La Covid a mis à nu les faiblesses liées au phénomène de concentration des grandes entreprises dans les grands centres urbains. Et ce qui semblait gravé dans le marbre est totalement remis en question avec la Covid qui a servi de catalyseur. Le dernier rapport du Talent Attraction Scorecard publié par la société d’études Emsi basée à Moscow dans l’Idaho (ça ne s’invente pas) suggère que l’on aurait atteint le « peak bid city » il y a déjà quelques années et que les comtés de tailles moyennes (mid-sized counties) attirent la moitié du flux des migrations des talents (en gros les salariés diplômés) alors que les grands centres urbains auraient plutôt tendance à se dépeupler.
Selon le rapport, de plus en plus d’entreprises choisissent d’émigrer dans des états et des municipalités offrant des politiques plus « business friendly » c’est-à-dire avec des politiques fiscales et des réglementations plus souples et un coût de la vie moins élevé. Les salariés suivent ce mouvement, allant là où sont les emplois. Et de nouveaux bassins d’emplois, comme Austin ou Atlanta, sont devenus des pôles attirant de plus en plus d’entreprises. Un phénomène qui entraîne des changements politiques comme on a pu l’observer lors des dernières élections en Géorgie (voir carte ci-dessous) et en Arizona (le comté de Maricopa par exemple) qui ont donné une courte majorité aux démocrates.

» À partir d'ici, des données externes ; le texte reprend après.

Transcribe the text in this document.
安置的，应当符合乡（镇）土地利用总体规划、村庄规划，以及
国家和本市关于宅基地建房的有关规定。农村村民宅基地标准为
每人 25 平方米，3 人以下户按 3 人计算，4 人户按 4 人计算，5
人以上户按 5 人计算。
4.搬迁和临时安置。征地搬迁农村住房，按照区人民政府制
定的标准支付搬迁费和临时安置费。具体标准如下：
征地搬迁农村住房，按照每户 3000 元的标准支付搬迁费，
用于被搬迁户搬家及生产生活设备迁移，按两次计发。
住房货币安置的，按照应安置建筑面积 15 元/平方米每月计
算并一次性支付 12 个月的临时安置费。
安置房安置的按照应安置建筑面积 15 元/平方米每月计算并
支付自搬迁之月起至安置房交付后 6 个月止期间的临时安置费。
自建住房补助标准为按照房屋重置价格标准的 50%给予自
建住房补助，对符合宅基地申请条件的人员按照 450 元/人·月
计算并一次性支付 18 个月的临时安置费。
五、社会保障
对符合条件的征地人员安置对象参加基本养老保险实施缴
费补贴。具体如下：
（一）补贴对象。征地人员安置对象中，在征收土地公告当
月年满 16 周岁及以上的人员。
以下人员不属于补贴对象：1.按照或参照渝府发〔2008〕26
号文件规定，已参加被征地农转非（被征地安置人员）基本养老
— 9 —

Comme le montre le tableau, ces déplacements de population métropolitaine
impactent naturellement l’attraction des talents. Sur 601 grands comtés
(ceux de plus d’un millions d’habitants), les plus peuplés sont désormais
en bas de tableau et sont les moins attractifs. Maricopa (Arizona) et Riverside (Californie).
[1] Les autres propositions de Ferdinand Lop :
– l’extinction du paupérisme à partir de dix heures du soir ;
– la construction d’un pont de 300 m de large pour abriter les clochards ;
– le prolongement de la rade de Brest jusqu’à Montmartre ;
– l’installation d’un toboggan place de la Sorbonne pour le délassement des troupes estudiantines ;
– la nationalisation des maisons closes pour que les filles puissent avoir les avantages de la fonction publique ;
– le raccourcissement de la grossesse des femmes de neuf à sept mois ;
– l’aménagement de trottoirs roulants pour faciliter le labeur des péripatéticiennes ;
– l’octroi d’une pension à la femme du soldat inconnu ;
– la suppression du wagon de queue du métro.